The first problem with this method is that it looks like you’ve used cotton balls. It falls in the same category as using a sponge dipped in paint for foliage. Officially I think the way to describe the problem is that “the finish” is too mechanical. They do not have the painter’s signature style. Bob Ross made a career out of this approach, showing people gimmicks for just about everything you can imagine. To be fair there is always a tension between using some shorthand calligraphy to depict something quickly and really taking a detailed look and making a more accurate representation.

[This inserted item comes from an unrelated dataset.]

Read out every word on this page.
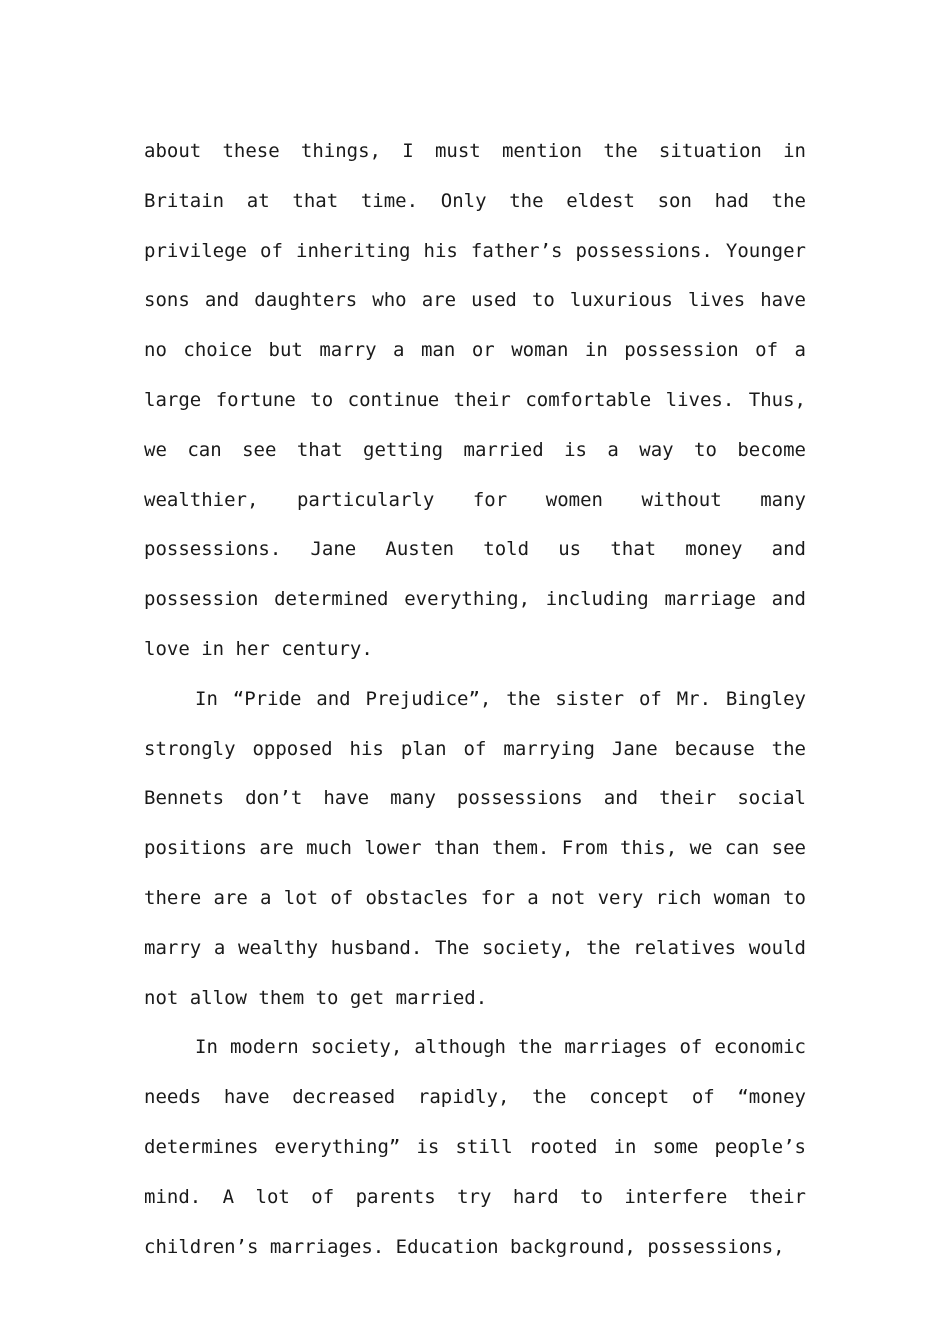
about these things, I must mention the situation in Britain at that time. Only the eldest son had the privilege of inheriting his father’s possessions. Younger sons and daughters who are used to luxurious lives have no choice but marry a man or woman in possession of a large fortune to continue their comfortable lives. Thus, we can see that getting married is a way to become wealthier, particularly for women without many possessions. Jane Austen told us that money and possession determined everything, including marriage and love in her century.

In “Pride and Prejudice”, the sister of Mr. Bingley strongly opposed his plan of marrying Jane because the Bennets don’t have many possessions and their social positions are much lower than them. From this, we can see there are a lot of obstacles for a not very rich woman to marry a wealthy husband. The society, the relatives would not allow them to get married.

In modern society, although the marriages of economic needs have decreased rapidly, the concept of “money determines everything” is still rooted in some people’s mind. A lot of parents try hard to interfere their children’s marriages. Education background, possessions,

The second problem is that clouds made this way are not interesting or particularly realistic. Usually there is no perspective, and the clouds do not look particularly dramatic. They are not complex, intricate, rough, etc. If you use this method, your sky will probably be of the back curtain type.
Clouds are not an afterthought in a landscape, particularly with a low horizon. Clouds are not “cute”. They are awesome (“sublime” or “picturesque”) when you actually think about them or you are in an airplane that flies around a huge cumulo-nimbus thunderstorm. In fact. the term “sublime” which derives from “looking up” seems to have referred originally to the sky, the “empyreal” realm.
A more convincing approach is to use a crushed paper towel, preferably of the cheap, rough variety pressed against a still wet blue sky wash. You can press and roll such a towel for pretty good results. If you press very hard, you get a very white cloud, and, if you press less hard, you’ll get a cloud with some blue shadow in it.
I think this approach is useful if you don’t intend the sky to particularly prominent in the painting. Nor is the sky particularly dramatic using these techniques.